Niemand sagt etwas. Nur das Konzert der Wellen ist zu hören. Dann ruft Morten vom Führerhaus: "Go". Jetzt rauschen die 200 Gramm schweren Pilker in die Tiefe. Die Väter geben Leine, so wie Morten es ihnen erklärt hat. Und der Nachwuchs feuert sie an. "Papa fängt den größten", quietscht ein blonder Zwerg im Friesennerz.
"Being a fisherman for one day"
Die Papas an Bord haben oft noch nie Fisch gefangen: Für die meisten Touristen, die Morten von Anfang Juni bis Ende August aufs Meer fährt, ist die Fischerei etwas Neues. Und damit etwas, sagt Morten, das sie auf den Lofoten automatisch lernen wollen. Denn wer hier Urlaub macht, der isst im Restaurant Fisch, wohnt in alten Fischerhütten, den Rorbuer, besucht Fischereimuseen - und bucht dann "Being a fisherman for one day". So hat Morten, der im Winter mit dem "Skrei", dem Kabeljau, sein Geld verdient, seinen 75 Euro teuren Vier-Stunden-Trip genannt. Auch andere Häfen auf der südwestlichsten Lofoten-Insel Moskenesøy bieten die Fischtrips an, die selten erfolglos sind.
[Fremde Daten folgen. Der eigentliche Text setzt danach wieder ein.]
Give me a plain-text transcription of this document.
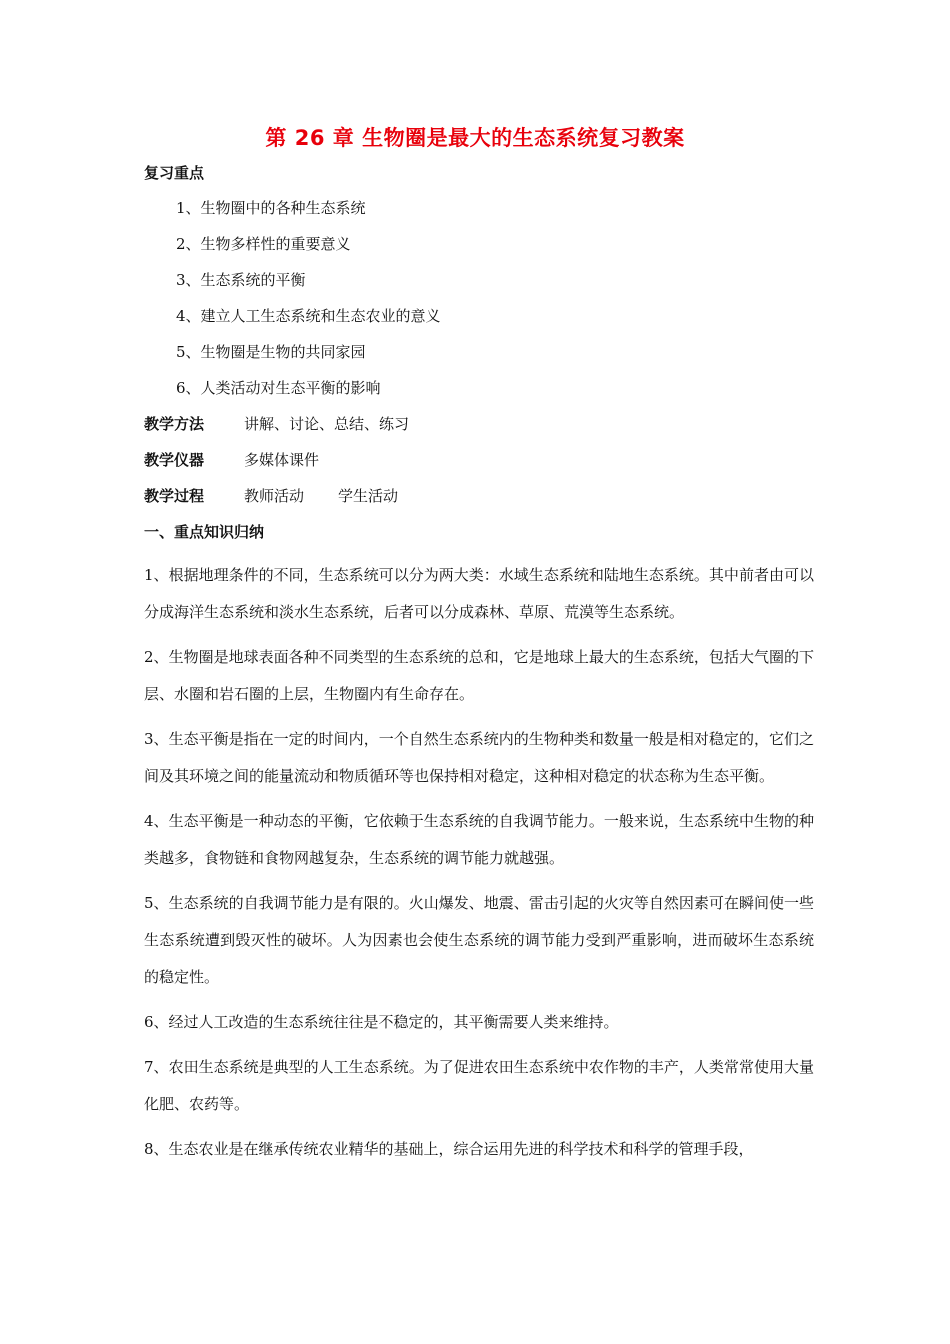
第 26 章 生物圈是最大的生态系统复习教案
复习重点
1、生物圈中的各种生态系统
2、生物多样性的重要意义
3、生态系统的平衡
4、建立人工生态系统和生态农业的意义
5、生物圈是生物的共同家园
6、人类活动对生态平衡的影响
教学方法	讲解、讨论、总结、练习
教学仪器	多媒体课件
教学过程	教师活动 学生活动
一、重点知识归纳

1、根据地理条件的不同，生态系统可以分为两大类：水域生态系统和陆地生态系统。其中前者由可以分成海洋生态系统和淡水生态系统，后者可以分成森林、草原、荒漠等生态系统。

2、生物圈是地球表面各种不同类型的生态系统的总和，它是地球上最大的生态系统，包括大气圈的下层、水圈和岩石圈的上层，生物圈内有生命存在。

3、生态平衡是指在一定的时间内，一个自然生态系统内的生物种类和数量一般是相对稳定的，它们之间及其环境之间的能量流动和物质循环等也保持相对稳定，这种相对稳定的状态称为生态平衡。

4、生态平衡是一种动态的平衡，它依赖于生态系统的自我调节能力。一般来说，生态系统中生物的种类越多，食物链和食物网越复杂，生态系统的调节能力就越强。

5、生态系统的自我调节能力是有限的。火山爆发、地震、雷击引起的火灾等自然因素可在瞬间使一些生态系统遭到毁灭性的破坏。人为因素也会使生态系统的调节能力受到严重影响，进而破坏生态系统的稳定性。

6、经过人工改造的生态系统往往是不稳定的，其平衡需要人类来维持。

7、农田生态系统是典型的人工生态系统。为了促进农田生态系统中农作物的丰产，人类常常使用大量化肥、农药等。

8、生态农业是在继承传统农业精华的基础上，综合运用先进的科学技术和科学的管理手段，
Zwei große Köhler, 70 Zentimeter lang und gemeinhin als Seelachs bekannt, sind gerade zappelnd auf den Planken gelandet. Zuerst ruckte es nicht in den Handleinen. Doch jetzt ist die Hellvåg über einem Schwarm. Ein Fisch nach dem anderen stürzt sich in 60 Meter Tiefe auf die Pilker, die durch heftiges Reißen auf und ab bewegt werden. Nach zwei Stunden und 30 Köhlern ist das Fest vorbei. Die Hellvåg kehrt, begleitet von einer Hundertschaft Möwen, nach Å zurück, dessen rostrote, 150 Jahre alte Rorbuer in der Mittagssonne glänzen.
Die Touristen gehen mit Tüten voller Filets von Bord, die Morten mit drei Handgriffen, als gäbe es nichts Leichteres, aus den Köhlern geschnitten hat. Eine Familie will am Abend die Gäste der kleinen Jugendherberge bekochen, die in einem der Museumshäuser untergebracht ist. Dort schläft man über der alten Bäckerei und bekommt den Kaffee von Frauen in historischen Trachten serviert.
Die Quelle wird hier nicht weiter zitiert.